As Hailey remarked, “every dive destination in the world has a site called ‘the
Aquarium’” and I recalled just such a site in the Channel Islands of California
and a reef bearing that moniker in the upper Florida Keys.
Achieving near perfect buoyancy is greatly emphasized in the
course as the foundation to becoming a competent diver. Gone are the days of having students weighted
to be negatively buoyant for stability on the seafloor and then adding air to
be buoyancy compensator to become positively buoyant. The predictable outcome was divers who plowed
the bottom of the sea. Correct weighting
and buoyancy control as a means of being an efficient diver seem to be the goal
of today’s training protocols. It is the
foundation of personal achievement in programs such as those that come from the
cave exploration and mapping experience of Global Underwater Explorers.
I have seen over-weighted divers flailing in a movement of
arms and legs as they bounce across the reef, leaving a path of broken coral as
if blazing a trail for others to follow.
They are more of an air powered anchor with fins rather than efficient
diver. Their disturbance of the habitat
is not intentional; the divers don’t set out to destroy the experience they so
highly prize. Rather it appears to be
the result of poor fundamentals, inadequate techniques, and lack of practice
from infrequent diving. Training like
PPB addresses the first two of the three factors.
The in-water training put Luke through a series of
exercises, which started with properly weighting him to be neutrally buoyant
when he exhaled at the surface and progressed with exercises to becoming a
streamlined and efficient diver. The
first exercise involved an evaluation of his underwater swimming technique to
eliminate things like sculling to maintain position. The second exercise
involved picking up weight pouches, practiced over a sand bottom so as to
eliminate the possibility of damage to the habitat, starting with a single one-pound
pouch and progressing to a multiple pouches for a total weight of five
pounds. Next, Luke practiced maintaining
vertical and horizontal hover for safety.

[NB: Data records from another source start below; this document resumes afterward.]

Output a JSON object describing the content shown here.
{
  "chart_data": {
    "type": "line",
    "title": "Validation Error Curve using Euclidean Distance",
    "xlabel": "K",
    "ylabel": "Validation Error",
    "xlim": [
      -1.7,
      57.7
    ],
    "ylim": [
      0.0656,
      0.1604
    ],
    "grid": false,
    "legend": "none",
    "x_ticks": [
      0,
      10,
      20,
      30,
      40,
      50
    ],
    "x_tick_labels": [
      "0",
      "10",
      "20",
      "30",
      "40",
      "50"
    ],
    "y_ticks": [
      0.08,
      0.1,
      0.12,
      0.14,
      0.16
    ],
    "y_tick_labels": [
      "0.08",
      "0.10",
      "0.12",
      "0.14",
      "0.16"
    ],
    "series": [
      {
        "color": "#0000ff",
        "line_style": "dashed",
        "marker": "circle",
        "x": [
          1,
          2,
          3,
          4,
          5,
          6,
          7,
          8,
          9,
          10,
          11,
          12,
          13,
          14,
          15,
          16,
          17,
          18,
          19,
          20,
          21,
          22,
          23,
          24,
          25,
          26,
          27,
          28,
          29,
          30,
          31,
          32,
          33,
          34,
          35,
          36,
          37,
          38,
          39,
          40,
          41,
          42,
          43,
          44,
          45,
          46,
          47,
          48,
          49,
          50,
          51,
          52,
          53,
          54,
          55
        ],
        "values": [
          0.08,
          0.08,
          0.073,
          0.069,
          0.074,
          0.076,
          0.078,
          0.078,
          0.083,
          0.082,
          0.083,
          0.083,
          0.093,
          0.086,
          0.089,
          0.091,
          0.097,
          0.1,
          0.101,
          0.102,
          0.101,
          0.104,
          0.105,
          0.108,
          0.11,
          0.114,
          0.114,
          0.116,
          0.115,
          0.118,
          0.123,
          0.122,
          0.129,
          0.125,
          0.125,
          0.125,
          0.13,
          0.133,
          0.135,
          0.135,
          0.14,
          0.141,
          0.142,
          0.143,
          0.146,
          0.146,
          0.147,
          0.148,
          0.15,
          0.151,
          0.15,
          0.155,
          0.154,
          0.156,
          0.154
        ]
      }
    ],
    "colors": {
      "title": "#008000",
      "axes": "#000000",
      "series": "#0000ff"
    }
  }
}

The culminating activity--assuming the stationary lotus position in the
water column for as long as possible-- seemed to bring all the skills together. Hailey coached Luke through each exercise
using and signals and notes scribbled on a dive slate. Touring the reef between exercises allowed Luke to incorporate techniques he learned into his routine movement. I tangentially took part in some of the exercises and noticed a marginal improvement in my own technique. I guess a return to fundamentals is sometimes in order to rediscover what we know, what we have forgotten, and to eliminate those little nuances of inefficiency that have crept into our technique.